Faculty Bookwatch Publication
Michael Hardt & Antonio Negri
On November 4, 2010, the Franklin Humanities Institute and Duke University Libraries hosted a Faculty Bookwatch Panel on Michael Hardt and Antonio Negri's trilogy Empire, Multitude, and Commonwealth (Harvard University Press, 2001; Penguin Random House, 2005; Harvard University Press, 2011). Panelists included Michael Denning (English, Yale), Lawrence Grossberg (Communication, UNC-Chapel Hill), Wahneema Lubiano (African & African American Studies, Duke), and Fred Moten (English, Duke, now at UC-Riverside).

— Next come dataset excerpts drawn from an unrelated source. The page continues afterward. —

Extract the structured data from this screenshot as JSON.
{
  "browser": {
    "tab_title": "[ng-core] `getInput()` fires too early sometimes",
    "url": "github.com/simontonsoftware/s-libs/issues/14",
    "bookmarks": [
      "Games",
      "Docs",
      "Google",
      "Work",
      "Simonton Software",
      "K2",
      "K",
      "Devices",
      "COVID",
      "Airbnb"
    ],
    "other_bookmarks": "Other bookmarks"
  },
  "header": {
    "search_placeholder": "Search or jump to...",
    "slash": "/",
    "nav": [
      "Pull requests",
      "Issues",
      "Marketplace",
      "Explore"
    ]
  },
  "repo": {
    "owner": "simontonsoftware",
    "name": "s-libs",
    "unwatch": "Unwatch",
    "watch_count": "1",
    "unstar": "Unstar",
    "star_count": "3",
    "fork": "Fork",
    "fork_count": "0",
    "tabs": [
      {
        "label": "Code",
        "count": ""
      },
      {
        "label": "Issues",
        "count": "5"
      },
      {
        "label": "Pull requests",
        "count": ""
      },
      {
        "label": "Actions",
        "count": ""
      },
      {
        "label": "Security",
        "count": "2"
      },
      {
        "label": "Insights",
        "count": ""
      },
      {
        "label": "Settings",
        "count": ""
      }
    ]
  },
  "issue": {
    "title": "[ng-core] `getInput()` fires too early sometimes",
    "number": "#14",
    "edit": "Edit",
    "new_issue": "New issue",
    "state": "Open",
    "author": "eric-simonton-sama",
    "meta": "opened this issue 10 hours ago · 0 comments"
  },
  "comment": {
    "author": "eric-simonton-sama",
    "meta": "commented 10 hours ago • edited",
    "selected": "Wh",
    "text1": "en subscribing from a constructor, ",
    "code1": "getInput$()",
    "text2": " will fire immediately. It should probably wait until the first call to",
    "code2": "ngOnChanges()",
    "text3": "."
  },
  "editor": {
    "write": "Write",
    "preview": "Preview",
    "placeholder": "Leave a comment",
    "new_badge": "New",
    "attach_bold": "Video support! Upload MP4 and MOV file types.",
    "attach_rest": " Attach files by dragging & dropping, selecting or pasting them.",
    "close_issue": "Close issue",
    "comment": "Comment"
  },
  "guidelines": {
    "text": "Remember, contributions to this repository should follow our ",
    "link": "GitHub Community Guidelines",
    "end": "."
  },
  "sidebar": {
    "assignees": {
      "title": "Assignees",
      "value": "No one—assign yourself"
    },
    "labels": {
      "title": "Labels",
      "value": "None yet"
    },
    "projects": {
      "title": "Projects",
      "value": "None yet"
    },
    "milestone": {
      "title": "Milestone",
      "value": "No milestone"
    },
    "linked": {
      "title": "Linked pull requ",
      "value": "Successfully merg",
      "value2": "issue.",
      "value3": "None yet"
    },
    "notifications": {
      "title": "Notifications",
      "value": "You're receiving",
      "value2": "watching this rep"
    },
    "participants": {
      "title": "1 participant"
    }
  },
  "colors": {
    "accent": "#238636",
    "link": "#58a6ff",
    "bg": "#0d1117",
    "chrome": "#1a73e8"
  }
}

When Empire appeared in 2000, it defined the political and economic challenges of the era of globalization and, thrillingly, found in them possibilities for new and more democratic forms of social organization. Now, with Commonwealth, Michael Hardt and Antonio Negri conclude the trilogy begun with Empire and continued in Multitude, proposing an ethics of freedom for living in our common world and articulating a possible constitution for our common wealth.
Drawing on scenarios from around the globe and elucidating the themes that unite them, Hardt and Negri focus on the logic of institutions and the models of governance adequate to our understanding of a global commonwealth. They argue for the idea of the “common” to replace the opposition of private and public and the politics predicated on that opposition. Ultimately, they articulate the theoretical bases for what they call “governing the revolution.”
Though this book functions as an extension and a completion of a sustained line of Hardt and Negri’s thought, it also stands alone and is entirely accessible to readers who are not familiar with the previous works. It is certain to appeal to, challenge, and enrich the thinking of anyone interested in questions of politics and globalization.